Growth and maintenance of tissues is regulated by balanced mechanisms of cell division, quiescence and death. The biochemical network that controls these mechanisms is in turn tightly regulated and complex. During human development the code for this complexity, the genome, is stably maintained in the majority of cells. Later in life, however, changes and errors can arise in the genome which affect the control of cell growth and death and are associated with the development of cancer and other morbidities.
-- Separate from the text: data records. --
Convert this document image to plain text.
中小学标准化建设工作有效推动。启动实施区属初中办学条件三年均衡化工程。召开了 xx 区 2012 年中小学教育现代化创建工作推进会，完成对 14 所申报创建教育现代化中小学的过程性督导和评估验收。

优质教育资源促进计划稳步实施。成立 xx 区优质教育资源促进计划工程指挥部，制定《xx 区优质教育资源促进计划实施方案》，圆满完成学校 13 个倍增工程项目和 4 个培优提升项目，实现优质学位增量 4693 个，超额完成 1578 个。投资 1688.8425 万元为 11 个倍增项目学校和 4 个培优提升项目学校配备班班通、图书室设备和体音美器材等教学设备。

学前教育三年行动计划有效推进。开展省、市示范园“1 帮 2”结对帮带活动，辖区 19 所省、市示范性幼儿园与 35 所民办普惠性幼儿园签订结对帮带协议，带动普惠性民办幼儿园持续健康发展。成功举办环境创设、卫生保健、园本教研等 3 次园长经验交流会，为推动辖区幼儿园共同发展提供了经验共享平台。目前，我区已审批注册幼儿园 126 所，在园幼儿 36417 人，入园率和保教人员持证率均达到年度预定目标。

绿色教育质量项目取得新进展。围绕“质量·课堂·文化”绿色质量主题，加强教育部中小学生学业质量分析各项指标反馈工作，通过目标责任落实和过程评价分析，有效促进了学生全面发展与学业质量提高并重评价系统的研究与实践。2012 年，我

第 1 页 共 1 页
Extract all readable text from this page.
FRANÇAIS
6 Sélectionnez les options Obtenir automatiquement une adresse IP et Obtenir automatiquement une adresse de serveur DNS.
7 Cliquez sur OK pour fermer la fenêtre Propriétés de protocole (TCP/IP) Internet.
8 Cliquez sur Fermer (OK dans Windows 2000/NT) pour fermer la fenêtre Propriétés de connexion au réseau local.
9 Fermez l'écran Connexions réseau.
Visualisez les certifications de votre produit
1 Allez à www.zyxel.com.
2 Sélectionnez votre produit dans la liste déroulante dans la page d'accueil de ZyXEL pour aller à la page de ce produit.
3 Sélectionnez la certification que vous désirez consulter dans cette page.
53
In this theme we are studying proteins that protect the genome from error and instability. These include proteins whose genes give rise to syndromes that cause cancer predisposition and/or immunodeficiency when they are mutated; for example, Ataxia-Telangiectasia (ATM), familial breast cancer (BRCA1, BRCA2), RIDDLE and Nijmegen Breakage Syndromes (RNF168 and NBS1). Our research examines the pathways these proteins are involved in (such as DNA repair, DNA replication and checkpoint signalling), their regulatory network of protein: protein interactions (such as MDC1, 53BP1 and ATR), post-translational modifications (such as phosphorylation, ubiquitination and sumoylation) and the way in which some viruses subvert these processes.
Clinically, the processes that protect the genome are central to the actions of many DNA damaging anti-cancer therapeutics and, therefore, we are exploring these pathways for potential therapeutic targets. For example, we are asking how DNA repair mechanisms allow cancer cells to overcome the severe obstacles that DNA-damaging anti-cancer treatments pose to replication forks and exploring synthetic lethal approaches in the treatment of B-cell chronic lymphocytic leukaemia (B-CLL) and acute lymphoblastic leukaemia (ALL).
The shared aims of the research theme are to better understand the pathways that maintain genome stability and to elucidate the consequences of their deregulation thus improving diagnosis and treatment of human disease.